Ebenfalls kontrovers und noch sehr viel emotionaler wird der Umgang mit den äußeren Grenzen und die Ausgestaltung der Migrationspolitik der Union diskutiert. Einige Kreisverbände und Einzelmitglieder haben artikuliert, dass ihnen der Vorschlag des Bundesvorstandes zur Asylpolitik zu restriktiv sei und zu diesem Thema Änderungsanträge zu erwarten sind.

Uneinigkeit besteht auch darin, welchen Stellenwert der Weltföderalismus im Programm einnehmen soll.

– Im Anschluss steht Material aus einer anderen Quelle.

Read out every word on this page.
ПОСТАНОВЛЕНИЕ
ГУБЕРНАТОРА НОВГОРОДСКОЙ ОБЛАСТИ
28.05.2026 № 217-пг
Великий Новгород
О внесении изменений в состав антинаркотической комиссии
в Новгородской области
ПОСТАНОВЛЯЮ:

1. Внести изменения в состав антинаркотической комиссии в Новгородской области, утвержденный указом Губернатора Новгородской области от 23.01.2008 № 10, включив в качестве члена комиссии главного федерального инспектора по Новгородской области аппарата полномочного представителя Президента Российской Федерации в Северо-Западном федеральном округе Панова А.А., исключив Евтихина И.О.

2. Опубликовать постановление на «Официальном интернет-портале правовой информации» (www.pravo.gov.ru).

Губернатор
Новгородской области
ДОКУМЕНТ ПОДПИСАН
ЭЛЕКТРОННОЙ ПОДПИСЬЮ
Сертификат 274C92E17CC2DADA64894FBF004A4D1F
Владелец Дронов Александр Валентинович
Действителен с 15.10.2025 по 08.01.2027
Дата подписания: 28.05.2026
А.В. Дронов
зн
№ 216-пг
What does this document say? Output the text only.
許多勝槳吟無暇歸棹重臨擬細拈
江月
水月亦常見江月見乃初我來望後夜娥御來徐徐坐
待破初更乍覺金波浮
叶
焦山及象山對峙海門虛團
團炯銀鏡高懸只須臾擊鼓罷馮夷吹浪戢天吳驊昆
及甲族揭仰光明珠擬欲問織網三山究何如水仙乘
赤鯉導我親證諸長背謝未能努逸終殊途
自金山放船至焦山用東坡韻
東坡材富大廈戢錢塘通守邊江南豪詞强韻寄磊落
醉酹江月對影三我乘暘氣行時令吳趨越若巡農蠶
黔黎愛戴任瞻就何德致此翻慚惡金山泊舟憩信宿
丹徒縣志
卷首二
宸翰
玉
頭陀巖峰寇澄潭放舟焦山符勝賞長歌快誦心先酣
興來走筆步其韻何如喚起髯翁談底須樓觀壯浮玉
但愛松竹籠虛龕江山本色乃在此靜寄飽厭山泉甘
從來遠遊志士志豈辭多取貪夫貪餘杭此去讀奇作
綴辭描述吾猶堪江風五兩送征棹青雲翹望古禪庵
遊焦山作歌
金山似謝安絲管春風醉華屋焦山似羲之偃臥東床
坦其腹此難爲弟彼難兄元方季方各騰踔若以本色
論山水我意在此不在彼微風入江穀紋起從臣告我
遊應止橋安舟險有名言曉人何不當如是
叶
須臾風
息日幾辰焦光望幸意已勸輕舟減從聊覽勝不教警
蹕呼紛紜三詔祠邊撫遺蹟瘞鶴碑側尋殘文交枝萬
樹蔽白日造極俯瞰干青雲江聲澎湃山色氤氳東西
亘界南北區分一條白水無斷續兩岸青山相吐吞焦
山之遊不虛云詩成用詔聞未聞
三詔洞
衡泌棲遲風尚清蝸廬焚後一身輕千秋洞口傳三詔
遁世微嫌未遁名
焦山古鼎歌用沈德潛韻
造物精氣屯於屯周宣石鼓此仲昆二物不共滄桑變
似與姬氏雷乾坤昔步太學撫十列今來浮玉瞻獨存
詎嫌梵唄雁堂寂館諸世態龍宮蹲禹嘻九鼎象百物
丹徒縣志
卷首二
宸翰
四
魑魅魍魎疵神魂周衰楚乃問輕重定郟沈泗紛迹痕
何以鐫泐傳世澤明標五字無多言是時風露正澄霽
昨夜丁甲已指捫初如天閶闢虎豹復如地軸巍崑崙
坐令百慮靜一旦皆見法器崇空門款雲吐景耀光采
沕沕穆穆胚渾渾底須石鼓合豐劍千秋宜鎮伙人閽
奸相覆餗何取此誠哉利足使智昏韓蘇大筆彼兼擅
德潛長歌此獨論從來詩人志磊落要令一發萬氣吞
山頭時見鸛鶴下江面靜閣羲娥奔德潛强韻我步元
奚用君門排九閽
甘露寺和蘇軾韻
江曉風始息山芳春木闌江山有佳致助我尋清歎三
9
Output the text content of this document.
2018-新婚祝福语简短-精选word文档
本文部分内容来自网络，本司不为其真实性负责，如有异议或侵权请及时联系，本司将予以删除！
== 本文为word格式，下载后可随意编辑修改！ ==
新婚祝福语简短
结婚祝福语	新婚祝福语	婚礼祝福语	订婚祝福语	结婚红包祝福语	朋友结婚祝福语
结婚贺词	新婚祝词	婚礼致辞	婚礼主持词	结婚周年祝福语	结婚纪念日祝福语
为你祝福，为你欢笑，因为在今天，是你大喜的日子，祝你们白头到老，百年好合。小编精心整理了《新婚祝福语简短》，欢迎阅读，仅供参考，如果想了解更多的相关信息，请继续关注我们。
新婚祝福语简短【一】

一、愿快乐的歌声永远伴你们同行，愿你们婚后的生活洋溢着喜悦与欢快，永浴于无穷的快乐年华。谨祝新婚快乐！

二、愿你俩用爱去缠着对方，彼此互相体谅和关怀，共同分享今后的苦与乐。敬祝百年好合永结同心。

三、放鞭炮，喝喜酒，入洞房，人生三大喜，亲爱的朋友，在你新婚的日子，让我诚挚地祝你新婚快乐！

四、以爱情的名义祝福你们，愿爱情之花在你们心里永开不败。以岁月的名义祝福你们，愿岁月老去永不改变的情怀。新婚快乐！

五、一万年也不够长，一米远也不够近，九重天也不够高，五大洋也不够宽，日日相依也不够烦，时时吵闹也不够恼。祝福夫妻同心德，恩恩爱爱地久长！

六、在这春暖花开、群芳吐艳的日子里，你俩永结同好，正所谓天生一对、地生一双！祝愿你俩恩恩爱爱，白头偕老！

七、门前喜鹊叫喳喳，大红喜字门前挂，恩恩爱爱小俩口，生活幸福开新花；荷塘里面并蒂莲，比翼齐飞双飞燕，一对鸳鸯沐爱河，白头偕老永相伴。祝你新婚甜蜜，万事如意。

Im Entwurf wird diesem durchaus viel Platz eingeräumt, um den geforderten „visionären“ Charakter zum Ausdruck zu bringen und in historischer Kontinuität zu Hertenstein (drei der zwölf Thesen sind weltföderalistischer Natur) daran zu erinnern, dass der Föderalismus das zu Grunde liegende Prinzip der europäischen Integration ist – und nicht andersherum.

Diese prominente Betonung von Fernzielen behagt einigen JEFern nicht. Sie seien zu utopisch oder aber Ausdruck eines „hegemonialen“ Anspruchs, da nicht geklärt sei, ob der Föderalismus als universelles Prinzip auch über Europa hinaus sinnvoll sei.

Etwas weniger leidenschaftlich, aber doch sehr häufig wurde die Frage der direkten Demokratie aufgeworfen. Das klare Bekenntnis zur parlamentarischen Demokratie des Entwurfs wird geteilt. Es gibt allerdings einige Stimmen, die sich an der kritischen Haltung zu Volksentscheiden auf europäischer Ebene, die im Entwurf zum Ausdruck gebracht wird, stören, so dass zu erwarten ist, dass auch dieses Thema auf dem Kongress diskutiert werden wird. Last but not least: Seitdem der Entwurf vorliegt, entzündete sich eine Debatte um den Namen des europäischen Bundesstaates: Im Diskussionspapier verzichteten wir ursprünglich auf eine explizite Bezeichnung, haben uns dann aber entschieden, von den „Vereinten Staaten von Europa“ zu sprechen, da zuvor mangelnde „visionäre Kraft“ von Sprache und Inhalt bemängelt wurde. Während einige dies ausdrücklich begrüßen und meinen, dass der Name gut gewählt sei, weil er stutzig mache und auf etwas verweise, dass es noch nicht gibt, erinnert er andere zu sehr an den Bundesstaat jenseits des Atlantiks.

Welche Themen letztendlich wie debattiert und entschieden werden, ist offen. Jetzt schon ist sicher, dass der Programmprozess spannende Debatten zu Grundsatzfragen angeregt und dabei geholfen hat, dass wir uns im Hinblick auf die Krisenbewältigung besser aufgestellt haben, um ein lauter, hörbarer Verband zu werden, der in die richtige Richtung zeigt. Bei allen Unterschieden: Wir wollen den europäischen Bundesstaat!